A 401K can be employer sponsored, or an individual can open a retirement account at a bank. In both instances, Sydney can determine how much she wants to contribute. After reviewing her budget, she decides to invest $200 in retirement.

Now for investing. Sydney smiles as she reviews her remaining discretionary income because she always tells customers they must crawl before they can walk. She means clients are so excited to invest in the stock market or buy other securities; however, they must have at least 6 months of expenses saved before investing. This nest egg ensures they're able to maintain their lifestyle in the event of unemployment or illness.

Therefore, if Sydney's expenses are $6,500, she must have $39,000 ($6,500 x 6) of savings before investing. It seems like it will take Sydney a while to save that much; however, once you consider job promotions, other increases in income, and a reduction in expenses (paying off her car), it will take her less than 8 years to save if she transfers the increases to savings. Nevertheless, her long-term investing goal includes buying stocks and bonds.

Stock is a share of a corporation, and if the company experiences growth, it will pay the investor a percentage of the profits, called dividends. Stocks in general are risky since the market is unpredictable and you could lose your investment. Bonds, on the other hand, have less risk.

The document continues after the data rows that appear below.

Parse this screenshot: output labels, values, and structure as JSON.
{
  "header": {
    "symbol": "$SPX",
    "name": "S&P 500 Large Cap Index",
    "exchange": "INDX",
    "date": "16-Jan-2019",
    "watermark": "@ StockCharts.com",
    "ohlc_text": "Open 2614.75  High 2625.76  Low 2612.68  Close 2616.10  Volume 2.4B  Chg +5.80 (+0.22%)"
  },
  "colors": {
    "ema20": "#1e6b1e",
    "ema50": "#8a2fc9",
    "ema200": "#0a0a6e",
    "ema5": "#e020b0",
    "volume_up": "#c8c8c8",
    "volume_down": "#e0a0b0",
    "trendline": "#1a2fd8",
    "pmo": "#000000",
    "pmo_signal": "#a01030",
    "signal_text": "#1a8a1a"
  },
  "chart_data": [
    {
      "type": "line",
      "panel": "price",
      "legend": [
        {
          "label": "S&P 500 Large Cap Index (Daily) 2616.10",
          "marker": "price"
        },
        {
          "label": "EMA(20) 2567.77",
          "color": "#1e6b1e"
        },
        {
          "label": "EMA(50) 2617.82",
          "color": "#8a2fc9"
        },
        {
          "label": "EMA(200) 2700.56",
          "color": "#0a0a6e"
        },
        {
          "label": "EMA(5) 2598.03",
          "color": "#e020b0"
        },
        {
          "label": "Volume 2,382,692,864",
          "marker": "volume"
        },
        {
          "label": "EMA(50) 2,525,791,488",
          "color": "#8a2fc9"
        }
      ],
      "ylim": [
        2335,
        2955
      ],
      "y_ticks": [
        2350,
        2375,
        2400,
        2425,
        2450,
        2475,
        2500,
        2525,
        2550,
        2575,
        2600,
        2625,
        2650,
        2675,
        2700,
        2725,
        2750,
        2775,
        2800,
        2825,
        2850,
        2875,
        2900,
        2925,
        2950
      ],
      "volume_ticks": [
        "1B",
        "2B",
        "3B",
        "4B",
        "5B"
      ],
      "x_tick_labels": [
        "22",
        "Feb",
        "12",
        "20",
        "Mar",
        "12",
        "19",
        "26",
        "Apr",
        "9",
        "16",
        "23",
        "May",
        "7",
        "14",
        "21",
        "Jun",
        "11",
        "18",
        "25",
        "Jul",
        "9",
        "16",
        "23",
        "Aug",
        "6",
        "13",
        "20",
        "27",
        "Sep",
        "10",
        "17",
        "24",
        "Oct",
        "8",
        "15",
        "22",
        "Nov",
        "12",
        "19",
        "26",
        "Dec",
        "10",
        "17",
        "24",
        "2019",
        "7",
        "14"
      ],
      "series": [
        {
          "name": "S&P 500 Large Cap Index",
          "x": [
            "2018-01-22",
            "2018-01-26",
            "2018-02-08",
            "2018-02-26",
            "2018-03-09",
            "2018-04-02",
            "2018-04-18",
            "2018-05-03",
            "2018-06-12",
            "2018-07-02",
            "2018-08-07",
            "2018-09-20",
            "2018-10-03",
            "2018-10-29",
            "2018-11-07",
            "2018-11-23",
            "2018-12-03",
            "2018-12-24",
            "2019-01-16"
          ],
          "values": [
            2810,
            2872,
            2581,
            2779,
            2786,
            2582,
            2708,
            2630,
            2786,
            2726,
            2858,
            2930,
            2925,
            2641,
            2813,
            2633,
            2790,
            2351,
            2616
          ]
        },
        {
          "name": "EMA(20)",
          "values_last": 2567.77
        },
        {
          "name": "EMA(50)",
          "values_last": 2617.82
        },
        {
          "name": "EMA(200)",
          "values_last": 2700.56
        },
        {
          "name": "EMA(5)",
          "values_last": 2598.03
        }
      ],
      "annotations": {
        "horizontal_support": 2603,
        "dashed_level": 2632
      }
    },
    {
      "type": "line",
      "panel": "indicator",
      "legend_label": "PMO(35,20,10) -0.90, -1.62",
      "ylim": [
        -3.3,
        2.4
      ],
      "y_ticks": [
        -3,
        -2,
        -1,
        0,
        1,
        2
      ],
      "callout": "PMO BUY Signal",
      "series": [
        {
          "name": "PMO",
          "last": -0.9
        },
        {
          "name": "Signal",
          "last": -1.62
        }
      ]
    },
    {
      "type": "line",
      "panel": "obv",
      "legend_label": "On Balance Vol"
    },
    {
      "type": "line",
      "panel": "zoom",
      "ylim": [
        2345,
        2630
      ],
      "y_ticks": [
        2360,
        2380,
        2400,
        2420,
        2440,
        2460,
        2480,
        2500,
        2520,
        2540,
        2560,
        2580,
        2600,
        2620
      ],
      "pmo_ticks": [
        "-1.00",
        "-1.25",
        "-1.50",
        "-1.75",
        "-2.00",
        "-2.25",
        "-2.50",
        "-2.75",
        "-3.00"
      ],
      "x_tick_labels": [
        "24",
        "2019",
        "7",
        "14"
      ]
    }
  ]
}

Bonds are an IOU, or a loan to the corporation which they promise to pay back in the long term, but will pay interest annually until repayment. Bonds are a contractual agreement between the investor and corporation; therefore, they carry less chance of loss.

Assets, Liabilities, and Net Worth

Next, Sydney reviews her assets, which are the things she owns. Examples include her house, car, furniture, clothes, and jewelry.

The opposite of assets are liabilities, which are the obligations she owes. It does make sense to pay cash for smaller purchases, such as her daily coffee habit, and use credit for larger purchases, such as furniture; however, if she wants to make a substantial purchase, such as when she purchased her house and car, she financed those assets and is paying them off over time. The loans she obtained for the house and car are called liabilities.